The dawn of human existence will be explored at the University’s next Munro Lecture.
Professor Katerina Harvati, from the University of Tübingen in Germany, will give new insight into the extinction of Neanderthals and the first appearance of humans in Europe around 30,000 years ago.
Professor Harvati will discuss the possible interactions between Neanderthals and humans - a subject that has long fascinated anthropologists and the public alike.
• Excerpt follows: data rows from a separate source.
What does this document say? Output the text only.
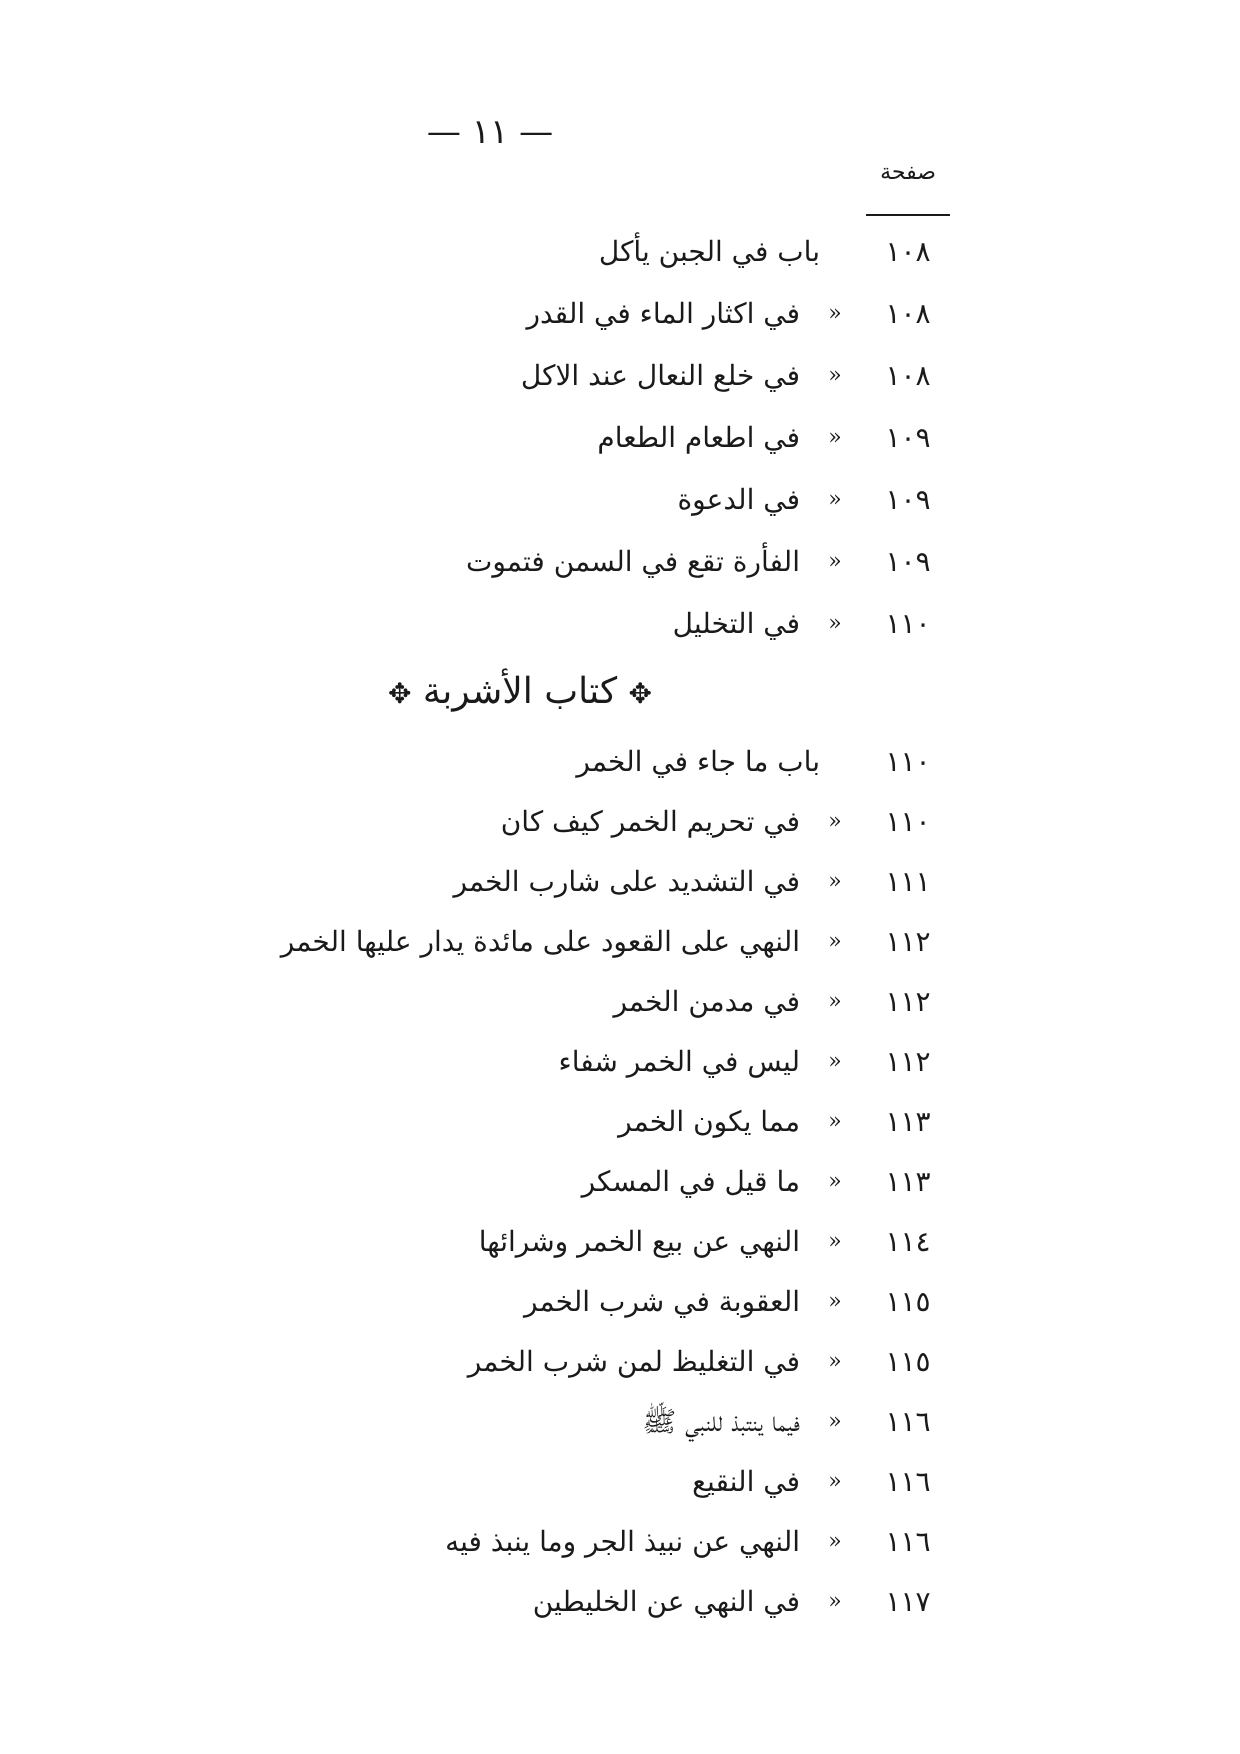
— ١١ —
صفحة
١٠٨
باب في الجبن يأكل
١٠٨
»
في اكثار الماء في القدر
١٠٨
»
في خلع النعال عند الاكل
١٠٩
»
في اطعام الطعام
١٠٩
»
في الدعوة
١٠٩
»
الفأرة تقع في السمن فتموت
١١٠
»
في التخليل
✥ كتاب الأشربة ✥
١١٠
باب ما جاء في الخمر
١١٠
»
في تحريم الخمر كيف كان
١١١
»
في التشديد على شارب الخمر
١١٢
»
النهي على القعود على مائدة يدار عليها الخمر
١١٢
»
في مدمن الخمر
١١٢
»
ليس في الخمر شفاء
١١٣
»
مما يكون الخمر
١١٣
»
ما قيل في المسكر
١١٤
»
النهي عن بيع الخمر وشرائها
١١٥
»
العقوبة في شرب الخمر
١١٥
»
في التغليظ لمن شرب الخمر
١١٦
»
فيما ينتبذ للنبي ﷺ
١١٦
»
في النقيع
١١٦
»
النهي عن نبيذ الجر وما ينبذ فيه
١١٧
»
في النهي عن الخليطين
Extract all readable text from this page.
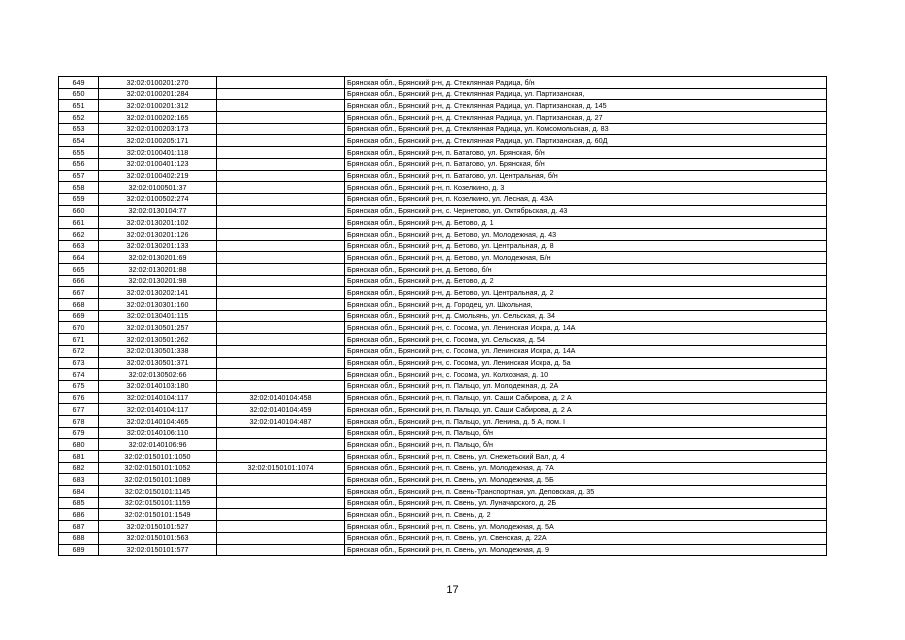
649	32:02:0100201:270		Брянская обл., Брянский р-н, д. Стеклянная Радица, б/н
650	32:02:0100201:284		Брянская обл., Брянский р-н, д. Стеклянная Радица, ул. Партизанская,
651	32:02:0100201:312		Брянская обл., Брянский р-н, д. Стеклянная Радица, ул. Партизанская, д. 145
652	32:02:0100202:165		Брянская обл., Брянский р-н, д. Стеклянная Радица, ул. Партизанская, д. 27
653	32:02:0100203:173		Брянская обл., Брянский р-н, д. Стеклянная Радица, ул. Комсомольская, д. 83
654	32:02:0100205:171		Брянская обл., Брянский р-н, д. Стеклянная Радица, ул. Партизанская, д. 60Д
655	32:02:0100401:118		Брянская обл., Брянский р-н, п. Батагово, ул. Брянская, б/н
656	32:02:0100401:123		Брянская обл., Брянский р-н, п. Батагово, ул. Брянская, б/н
657	32:02:0100402:219		Брянская обл., Брянский р-н, п. Батагово, ул. Центральная, б/н
658	32:02:0100501:37		Брянская обл., Брянский р-н, п. Козелкино, д. 3
659	32:02:0100502:274		Брянская обл., Брянский р-н, п. Козелкино, ул. Лесная, д. 43А
660	32:02:0130104:77		Брянская обл., Брянский р-н, с. Чернетово, ул. Октябрьская, д. 43
661	32:02:0130201:102		Брянская обл., Брянский р-н, д. Бетово, д. 1
662	32:02:0130201:126		Брянская обл., Брянский р-н, д. Бетово, ул. Молодежная, д. 43
663	32:02:0130201:133		Брянская обл., Брянский р-н, д. Бетово, ул. Центральная, д. 8
664	32:02:0130201:69		Брянская обл., Брянский р-н, д. Бетово, ул. Молодежная, Б/н
665	32:02:0130201:88		Брянская обл., Брянский р-н, д. Бетово, б/н
666	32:02:0130201:98		Брянская обл., Брянский р-н, д. Бетово, д. 2
667	32:02:0130202:141		Брянская обл., Брянский р-н, д. Бетово, ул. Центральная, д. 2
668	32:02:0130301:160		Брянская обл., Брянский р-н, д. Городец, ул. Школьная,
669	32:02:0130401:115		Брянская обл., Брянский р-н, д. Смольянь, ул. Сельская, д. 34
670	32:02:0130501:257		Брянская обл., Брянский р-н, с. Госома, ул. Ленинская Искра, д. 14А
671	32:02:0130501:262		Брянская обл., Брянский р-н, с. Госома, ул. Сельская, д. 54
672	32:02:0130501:338		Брянская обл., Брянский р-н, с. Госома, ул. Ленинская Искра, д. 14А
673	32:02:0130501:371		Брянская обл., Брянский р-н, с. Госома, ул. Ленинская Искра, д. 5а
674	32:02:0130502:66		Брянская обл., Брянский р-н, с. Госома, ул. Колхозная, д. 10
675	32:02:0140103:180		Брянская обл., Брянский р-н, п. Пальцо, ул. Молодежная, д. 2А
676	32:02:0140104:117	32:02:0140104:458	Брянская обл., Брянский р-н, п. Пальцо, ул. Саши Сабирова, д. 2 А
677	32:02:0140104:117	32:02:0140104:459	Брянская обл., Брянский р-н, п. Пальцо, ул. Саши Сабирова, д. 2 А
678	32:02:0140104:465	32:02:0140104:487	Брянская обл., Брянский р-н, п. Пальцо, ул. Ленина, д. 5 А, пом. I
679	32:02:0140106:110		Брянская обл., Брянский р-н, п. Пальцо, б/н
680	32:02:0140106:96		Брянская обл., Брянский р-н, п. Пальцо, б/н
681	32:02:0150101:1050		Брянская обл., Брянский р-н, п. Свень, ул. Снежетьский Вал, д. 4
682	32:02:0150101:1052	32:02:0150101:1074	Брянская обл., Брянский р-н, п. Свень, ул. Молодежная, д. 7А
683	32:02:0150101:1089		Брянская обл., Брянский р-н, п. Свень, ул. Молодежная, д. 5Б
684	32:02:0150101:1145		Брянская обл., Брянский р-н, п. Свень-Транспортная, ул. Деповская, д. 35
685	32:02:0150101:1159		Брянская обл., Брянский р-н, п. Свень, ул. Луначарского, д. 2Б
686	32:02:0150101:1549		Брянская обл., Брянский р-н, п. Свень, д. 2
687	32:02:0150101:527		Брянская обл., Брянский р-н, п. Свень, ул. Молодежная, д. 5А
688	32:02:0150101:563		Брянская обл., Брянский р-н, п. Свень, ул. Свенская, д. 22А
689	32:02:0150101:577		Брянская обл., Брянский р-н, п. Свень, ул. Молодежная, д. 9
17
The lecture will consider recent breakthroughs in the study of fossils that have shed light on Neanderthal behavior.
Professor Harvati will also discuss the arrival of humans to Europe, and interactions between the two species.
Insights into key methodological advances that have helped build a clearer picture of the period will also be covered.
Professor Katerina Harvati is leading expert in paleoanthropology - the study of the origins and predecessors of the human species, using fossils and other remains.
Her research focuses on Neanderthal evolution, modern human origins and the application of 3-dimensional technology to support her studies.
The Munro Lectures bring distinguished international scholars to the University to give lectures on a variety of subjects in the field of archaeology and anthropology.
Other upcoming events include a lecture by Professor Webb Keane, from the University of Michigan, who will discuss the ways in which societies act and how moral codes are formed.
During a lecture in June, Professor Judith Farquhar from the University of Chicago will explore the use of produce taken from forests can be used for medicinal purposes and how these could impact on global wealth and health.